Atkinson declined comment Friday and his attorney could not be reached.

Perry had been living in Del Mar while she worked on a book about psychology, but moved back to Boston several months ago, she said. In late 1985, she left a teaching job at United States International University and has been living on the $250,000 settlement she won from Atkinson.

“The whole issue about lies to induce somebody to get an abortion is an issue that goes beyond me,” Perry said Friday. “I’m a mother concerned about the loss of a child, not somebody who’s upset because of a romantic rejection. . . . I believed I was only postponing a child rather than renouncing one forever.”

Panel’s Reasoning Told

In the Sept. 25 decision, a state Court of Appeal panel in San Diego held that judges should not attempt to rule on “promises and representations” made by consenting adults over their sexual relationships.
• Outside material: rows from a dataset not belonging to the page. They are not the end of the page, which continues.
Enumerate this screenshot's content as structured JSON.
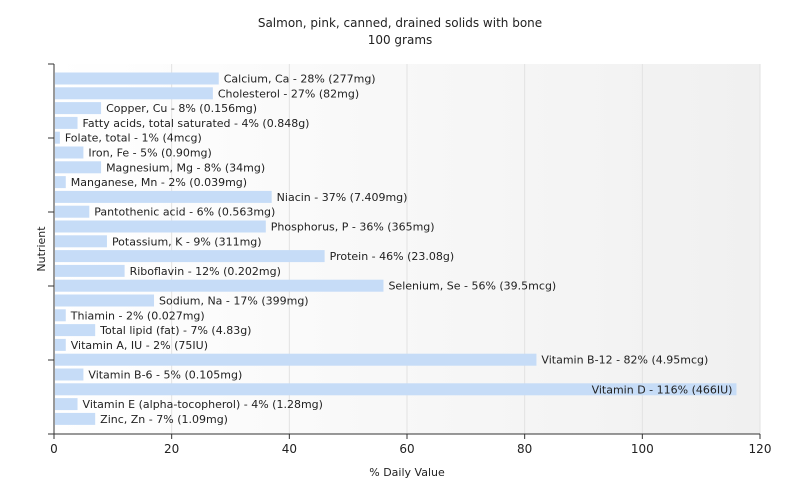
{
  "chart_data": {
    "type": "bar",
    "orientation": "horizontal",
    "title": "Salmon, pink, canned, drained solids with bone",
    "subtitle": "100 grams",
    "xlabel": "% Daily Value",
    "ylabel": "Nutrient",
    "xlim": [
      0,
      120
    ],
    "xticks": [
      0,
      20,
      40,
      60,
      80,
      100,
      120
    ],
    "grid": true,
    "bar_color": "#c6dcf7",
    "categories": [
      "Calcium, Ca",
      "Cholesterol",
      "Copper, Cu",
      "Fatty acids, total saturated",
      "Folate, total",
      "Iron, Fe",
      "Magnesium, Mg",
      "Manganese, Mn",
      "Niacin",
      "Pantothenic acid",
      "Phosphorus, P",
      "Potassium, K",
      "Protein",
      "Riboflavin",
      "Selenium, Se",
      "Sodium, Na",
      "Thiamin",
      "Total lipid (fat)",
      "Vitamin A, IU",
      "Vitamin B-12",
      "Vitamin B-6",
      "Vitamin D",
      "Vitamin E (alpha-tocopherol)",
      "Zinc, Zn"
    ],
    "values": [
      28,
      27,
      8,
      4,
      1,
      5,
      8,
      2,
      37,
      6,
      36,
      9,
      46,
      12,
      56,
      17,
      2,
      7,
      2,
      82,
      5,
      116,
      4,
      7
    ],
    "labels": [
      "Calcium, Ca - 28% (277mg)",
      "Cholesterol - 27% (82mg)",
      "Copper, Cu - 8% (0.156mg)",
      "Fatty acids, total saturated - 4% (0.848g)",
      "Folate, total - 1% (4mcg)",
      "Iron, Fe - 5% (0.90mg)",
      "Magnesium, Mg - 8% (34mg)",
      "Manganese, Mn - 2% (0.039mg)",
      "Niacin - 37% (7.409mg)",
      "Pantothenic acid - 6% (0.563mg)",
      "Phosphorus, P - 36% (365mg)",
      "Potassium, K - 9% (311mg)",
      "Protein - 46% (23.08g)",
      "Riboflavin - 12% (0.202mg)",
      "Selenium, Se - 56% (39.5mcg)",
      "Sodium, Na - 17% (399mg)",
      "Thiamin - 2% (0.027mg)",
      "Total lipid (fat) - 7% (4.83g)",
      "Vitamin A, IU - 2% (75IU)",
      "Vitamin B-12 - 82% (4.95mcg)",
      "Vitamin B-6 - 5% (0.105mg)",
      "Vitamin D - 116% (466IU)",
      "Vitamin E (alpha-tocopherol) - 4% (1.28mg)",
      "Zinc, Zn - 7% (1.09mg)"
    ]
  }
}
“Although Atkinson may have deliberately misrepresented his intentions to Perry in order to persuade her to have an abortion, their procreative decisions were so intensely private that we decline to intervene,” Superior Court Judge Richard D. Huffman, sitting temporarily by special appointment, wrote for the court.

In a subsequent appeal to the state Supreme Court, Perry, serving as her own co-counsel, and her lawyer, Anderson, contended that the law should permit fraud suits in such circumstances as a way to “protect maternal health” and the “rights of women to choose to have and bear their children.”